No- Josh Friedman, Opinion Editor

Imagine that it’s game day. You have been mentally preparing all week and now the time has come. Your teammates rush the field. As time expires, the team celebrates. You arrive at school the following day expecting to reap the benefits of your victory only to realize that you actually lost.
The loss comes in the homework you forgot was issued on game day. Maybe you chose not to do it, or maybe you genuinely forgot. Either way, you now have a zero.
At the end of the day, that homework is your responsibility. Students with school-sponsored events should still be required to complete assignments due the following day.
Just because a student has a game, art show or any other extracurricular activity does not mean that the student does not have ample time to complete his or her work. There is time before or after the event to do so. Though students are often required to arrive at sporting events two to three hours beforehand, they still have time either during or directly after school to get the work done. If they can not do so, there is plenty of time following the event to get things done.
Students should not be guaranteed extensions just because of an event. There is nothing wrong with a student speaking with a teacher before or after class to acknowledge an event that may conflict with their homework.
All schedules for school-sponsored after-school activities are posted well in advance. Any student with an essay or project due has plenty of time to plan accordingly.
The teachers are not trying to sabotage the students either. “I’ll give them late credit,” math teacher Eva O’Keefe said.
A late credit on a homework is in no way a crippling grade.
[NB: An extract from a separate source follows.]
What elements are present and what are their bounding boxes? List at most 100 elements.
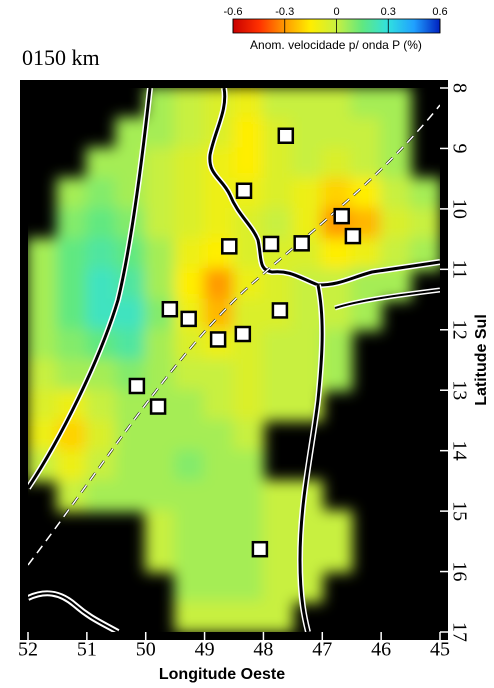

There comes a time when a choice must be made. “That’s why we make homework assignments only two points each,” O’Keefe said.
It will not be the end of the world if a student is unable to complete a homework assignment here and there.It is the responsibility of the student to manage their activities.
Students are given every opportunity to manage their school work and their extracurriculars. The burden does not rest on the shoulders of the teachers to make sure the student can complete the work. Every student athlete is more than capable of finding time for the work that should come first. Those in charge of these events should encourage students to make the academics their priority, and students should not fear punishment for doing so.
School comes first. Students participating in extracurricular activities should enjoy what they do, but that does not excuse them from responsibilities as an academic here.